EN FR
EN FR


Section: New Results

MapReduce Computations on Hybrid Distributed Computations Infrastructures

Participants : Gilles Fedak, Julio Anjos, Anthony Simonet.

In this section we report on our efforts to provide MapReduce Computing environments on Hybrid infrastructures, i.e composed of Desktop Grids and Cloud computing environments.

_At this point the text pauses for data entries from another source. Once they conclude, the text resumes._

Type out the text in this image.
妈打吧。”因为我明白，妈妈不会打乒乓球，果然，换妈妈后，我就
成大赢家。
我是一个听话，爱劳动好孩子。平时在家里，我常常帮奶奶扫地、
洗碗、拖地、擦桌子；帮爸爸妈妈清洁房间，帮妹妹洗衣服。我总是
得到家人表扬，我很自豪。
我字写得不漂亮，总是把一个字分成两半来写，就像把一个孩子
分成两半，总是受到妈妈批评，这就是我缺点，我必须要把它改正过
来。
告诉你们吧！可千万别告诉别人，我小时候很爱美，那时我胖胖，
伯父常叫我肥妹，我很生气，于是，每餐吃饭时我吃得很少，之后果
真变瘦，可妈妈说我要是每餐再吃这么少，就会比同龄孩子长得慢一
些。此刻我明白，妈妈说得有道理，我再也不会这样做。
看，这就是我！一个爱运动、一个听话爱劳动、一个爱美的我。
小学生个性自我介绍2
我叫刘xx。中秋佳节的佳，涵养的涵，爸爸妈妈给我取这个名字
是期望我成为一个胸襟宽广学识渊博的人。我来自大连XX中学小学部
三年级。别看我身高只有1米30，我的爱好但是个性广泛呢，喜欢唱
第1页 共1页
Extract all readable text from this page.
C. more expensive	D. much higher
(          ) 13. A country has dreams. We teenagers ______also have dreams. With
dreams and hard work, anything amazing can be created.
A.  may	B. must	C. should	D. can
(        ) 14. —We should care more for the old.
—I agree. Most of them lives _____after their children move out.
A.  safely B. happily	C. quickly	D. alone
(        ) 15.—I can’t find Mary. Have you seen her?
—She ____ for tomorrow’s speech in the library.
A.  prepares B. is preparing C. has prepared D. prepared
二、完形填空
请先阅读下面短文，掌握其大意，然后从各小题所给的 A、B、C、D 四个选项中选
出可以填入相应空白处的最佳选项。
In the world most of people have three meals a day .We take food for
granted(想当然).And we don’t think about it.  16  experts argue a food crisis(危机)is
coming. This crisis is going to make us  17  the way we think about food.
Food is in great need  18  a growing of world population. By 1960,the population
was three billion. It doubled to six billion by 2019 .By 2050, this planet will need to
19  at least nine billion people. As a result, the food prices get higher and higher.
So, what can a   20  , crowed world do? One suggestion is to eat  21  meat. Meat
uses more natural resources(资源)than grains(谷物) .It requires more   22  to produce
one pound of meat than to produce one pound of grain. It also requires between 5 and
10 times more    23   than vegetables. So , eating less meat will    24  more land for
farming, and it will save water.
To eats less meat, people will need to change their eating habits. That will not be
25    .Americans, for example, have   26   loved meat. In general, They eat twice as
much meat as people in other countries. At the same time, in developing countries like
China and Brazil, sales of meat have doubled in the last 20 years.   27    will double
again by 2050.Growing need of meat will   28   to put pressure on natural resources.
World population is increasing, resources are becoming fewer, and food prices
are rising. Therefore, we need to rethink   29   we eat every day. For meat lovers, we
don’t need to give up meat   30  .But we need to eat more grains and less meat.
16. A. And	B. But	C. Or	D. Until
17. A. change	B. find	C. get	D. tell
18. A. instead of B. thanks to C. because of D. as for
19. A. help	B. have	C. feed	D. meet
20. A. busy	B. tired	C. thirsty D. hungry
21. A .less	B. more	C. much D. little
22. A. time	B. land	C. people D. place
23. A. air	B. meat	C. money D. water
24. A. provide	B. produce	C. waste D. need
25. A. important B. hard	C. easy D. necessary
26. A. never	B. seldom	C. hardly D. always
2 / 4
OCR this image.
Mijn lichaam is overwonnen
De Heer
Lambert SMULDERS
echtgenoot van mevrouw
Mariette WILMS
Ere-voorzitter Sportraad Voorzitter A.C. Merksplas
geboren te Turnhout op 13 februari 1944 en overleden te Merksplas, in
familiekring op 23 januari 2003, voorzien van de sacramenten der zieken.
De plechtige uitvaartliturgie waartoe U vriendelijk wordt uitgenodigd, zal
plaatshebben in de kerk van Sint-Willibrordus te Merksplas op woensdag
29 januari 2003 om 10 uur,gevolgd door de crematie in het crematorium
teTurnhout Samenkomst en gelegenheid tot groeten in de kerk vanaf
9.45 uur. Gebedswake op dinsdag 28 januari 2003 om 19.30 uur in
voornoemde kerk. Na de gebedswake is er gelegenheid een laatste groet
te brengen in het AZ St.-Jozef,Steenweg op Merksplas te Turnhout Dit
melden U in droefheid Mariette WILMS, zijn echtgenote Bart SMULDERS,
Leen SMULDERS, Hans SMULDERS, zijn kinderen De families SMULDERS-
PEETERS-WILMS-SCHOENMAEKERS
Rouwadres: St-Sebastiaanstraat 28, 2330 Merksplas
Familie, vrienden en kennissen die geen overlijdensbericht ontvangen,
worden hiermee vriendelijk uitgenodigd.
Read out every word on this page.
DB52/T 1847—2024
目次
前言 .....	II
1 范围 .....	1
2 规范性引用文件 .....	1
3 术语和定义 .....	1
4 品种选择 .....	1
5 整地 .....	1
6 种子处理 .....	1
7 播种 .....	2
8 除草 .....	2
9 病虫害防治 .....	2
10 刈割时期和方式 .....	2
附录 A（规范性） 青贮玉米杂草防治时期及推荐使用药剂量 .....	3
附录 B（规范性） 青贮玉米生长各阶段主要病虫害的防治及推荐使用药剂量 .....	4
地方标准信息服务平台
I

Cloud computing has increasingly been used as a platform for running large business and data processing applications. Although clouds have become extremely popular, when it comes to data processing, their use incurs high costs. Conversely, Desktop Grids, have been used in a wide range of projects, and are able to take advantage of the large number of resources provided by volunteers, free of charge. Merging cloud computing and desktop grids into a hybrid infrastructure can provide a feasible low-cost solution for big data analysis. Although frameworks like MapReduce have been devised to exploit commodity hardware, their use in a hybrid infrastructure raise some challenges due to their large resource heterogeneity and high churn rate.

BIGhybrid - A Toolkit for Simulating MapReduce in Hybrid Infrastructures

In [20] , we introduced BIGhybrid, a toolkit that is used to simulate MapReduce in hybrid environments. Its main goal is to provide a framework for developers and system designers that can enable them to address the issues of Hybrid MapReduce. In this paper, we described the framework which simulates the assembly of two existing middleware: BitDew- MapReduce for Desktop Grids and Hadoop-BlobSeer for Cloud Computing. The experimental results that are included in this work demonstrate the feasibility of our approach.

HybridMR: a New Approach for Hybrid MapReduce Combining Desktop Grid and Cloud Infrastructures

In [18] , we proposed a novel MapReduce computation model in hybrid computing environment called HybridMR. Using this model, high performance cluster nodes and heterogeneous desktop PCs in Internet or Intranet can be integrated to form a hybrid computing environment. In this way, the computation and storage capability of large-scale desktop PCs can be fully utilized to process large-scale datasets. HybridMR relies on a hybrid distributed file system called HybridDFS, and a time-out method has been used in HybridDFS to prevent volatility of desktop PCs, and file replication mechanism is used to realize reliable storage. A new node priority-based fair scheduling (NPBFS) algorithm has been developed in HybridMR to achieve both data storage balance and job assignment balance by assigning each node a priority through quantifying CPU speed, memory size and I/O bandwidth. Performance evaluation results showed that the proposed hybrid computation model not only achieves reliable MapReduce computation, reduces task response time and improves the performance of MapReduce, but also reduces the computation cost and achieves a greener computing mode.

D3 -MapReduce: Towards MapReduce for Distributed and Dynamic Data Sets

So far MapReduce has been mostly designed for batch processing of bulk data. The ambition of D3-MapReduce, presented in [32] , is to extend the MapReduce programming model and propose efficient implementation of this model to: i) cope with distributed data sets, i.e. that span over multiple distributed infrastructures or stored on network of loosely connected devices; ii) cope with dynamic data sets, i.e. which dynamically change over time or can be either incomplete or partially available. In this paper, we draw the path towards this ambitious goal. Our approach leverages Data Life Cycle as a key concept to provide MapReduce for distributed and dynamic data sets on heterogeneous and distributed infrastructures. We first reported on our attempts at implementing the MapReduce programming model for Hybrid Distributed Computing Infrastructures (Hybrid DCIs). We present the architecture of the prototype based on BitDew, a middleware for large scale data management, and Active Data, a programming model for data life cycle management. Second, we outlined the challenges in term of methodology and present our approaches based on simulation and emulation on the Grid'5000 experimental testbed. We conducted performance evaluations and compare our prototype with Hadoop, the industry reference MapReduce implementation. We presented our work in progress on dynamic data sets that has lead us to implement an incremental MapReduce framework. Finally, we discussed our achievements and outline the challenges that remain to be addressed before obtaining a complete D 3-MapReduce environment.

Availability and Network-Aware MapReduce Task Scheduling over the Internet.

MapReduce offers an ease-of-use programming paradigm for processing large datasets. In our previous work, we have designed a MapReduce framework called BitDew-MapReduce for desktop grid and volunteer computing environment, that allows nonexpert users to run data-intensive MapReduce jobs on top of volunteer resources over the Internet. However, network distance and resource availability have great impact on MapReduce applications running over the Internet. To address this, an availability and network-aware MapReduce framework over the Internet is proposed in [38] . Simulation results show that the MapReduce job response time could be decreased by 27.15%, thanks to Naive Bayes Classifier-based availability prediction and landmark-based network estimation.